De plus, la découverte des cellules de la grille confirme l'idée que l'hippocampe et le lobe temporal médial sont d'excellents modèles pour comprendre comment le cerveau construit des représentations cognitives du "monde extérieur" qui ne sont explicitement liées à aucun stimulus sensoriel. Il n'y a pas de modèle de repères visuels, de stimuli auditifs, d'informations somatosensorielles ou d'autres sensations qui pourraient jamais provoquer le déclenchement d'une cellule de grille d'une manière aussi cristalline dans n'importe quel environnement. Ce modèle de feu - qui est toujours le même, que le rat se trouve dans une pièce familière et bien éclairée ou dans un endroit inconnu et sombre - doit être une construction purement cognitive. Bien que les modèles de feu des cellules de la grille soient tenus à jour et calibrés par les entrées sensorielles des systèmes vestibulaires, visuels et autres systèmes sensoriels, ils ne dépendent pas de stimuli sensoriels externes.

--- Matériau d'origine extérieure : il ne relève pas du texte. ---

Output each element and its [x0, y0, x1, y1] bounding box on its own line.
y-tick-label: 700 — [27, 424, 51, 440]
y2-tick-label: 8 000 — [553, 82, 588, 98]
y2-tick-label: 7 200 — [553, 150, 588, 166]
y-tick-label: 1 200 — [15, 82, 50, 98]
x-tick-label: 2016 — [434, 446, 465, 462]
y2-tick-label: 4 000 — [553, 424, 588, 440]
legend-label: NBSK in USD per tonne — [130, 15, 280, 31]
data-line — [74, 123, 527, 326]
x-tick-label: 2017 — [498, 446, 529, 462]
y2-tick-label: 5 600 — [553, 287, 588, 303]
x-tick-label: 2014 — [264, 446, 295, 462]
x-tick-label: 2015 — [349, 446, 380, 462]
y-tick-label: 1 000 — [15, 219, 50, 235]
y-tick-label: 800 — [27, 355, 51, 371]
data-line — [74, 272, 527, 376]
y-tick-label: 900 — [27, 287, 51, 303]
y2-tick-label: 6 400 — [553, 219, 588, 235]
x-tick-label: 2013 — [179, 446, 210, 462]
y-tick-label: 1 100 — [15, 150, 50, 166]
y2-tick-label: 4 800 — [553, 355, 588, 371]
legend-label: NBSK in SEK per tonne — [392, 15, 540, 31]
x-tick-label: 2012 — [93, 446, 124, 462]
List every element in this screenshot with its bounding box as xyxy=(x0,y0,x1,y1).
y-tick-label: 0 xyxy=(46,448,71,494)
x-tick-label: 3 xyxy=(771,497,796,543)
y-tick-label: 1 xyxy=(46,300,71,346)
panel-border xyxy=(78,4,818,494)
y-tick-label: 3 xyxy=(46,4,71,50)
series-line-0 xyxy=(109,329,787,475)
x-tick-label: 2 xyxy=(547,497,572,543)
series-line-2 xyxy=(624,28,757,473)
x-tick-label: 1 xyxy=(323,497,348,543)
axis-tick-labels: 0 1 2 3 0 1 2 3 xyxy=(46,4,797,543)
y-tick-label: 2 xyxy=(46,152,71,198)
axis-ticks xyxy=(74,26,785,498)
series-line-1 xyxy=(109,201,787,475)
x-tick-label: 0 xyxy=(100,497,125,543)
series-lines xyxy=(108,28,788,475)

Certains soutiennent que les cellules de lieu dans l'hippocampe sont également indépendantes de la même manière. Cependant, d'autres soulignent que nous savons que les points de repère externes affectent les cellules de lieu et que ces cellules ont tendance à se déclencher à des endroits discrets. Cela signifierait que les cellules de lieu sont principalement activées par des combinaisons uniques de repères sensoriels qui se produisent à certains endroits. Ce raisonnement ne peut pas expliquer les modèles de feu des cellules de la grille.

La voie à suivre

Qu'est-ce qui peut alors expliquer la dynamique des mailles ? Une possibilité est que ces cellules permettent à un animal, en surveillant ses propres mouvements, de "mettre à jour" constamment sa localisation physique sur une carte cognitive interne. Ces informations sont ensuite transmises à l'hippocampe, qui combine cette représentation spatiale avec d'autres données sur un événement pour créer des souvenirs spécifiques et riches en contexte d'expériences uniques, une capacité que Lenny a perdue dans le film Memento.

La découverte des cellules de la grille a généré un sentiment d'excitation presque palpable. Il est tout à fait possible que d'autres recherches sur les cellules de la grille (en conjonction avec l'autre fournisseur majeur d'informations de l'hippocampe, le cortex entorhinal latéral) révèlent les mécanismes neuronaux qui nous permettent de nous souvenir de notre histoire personnelle - un processus crucial qui sous-tend notre sens de identité.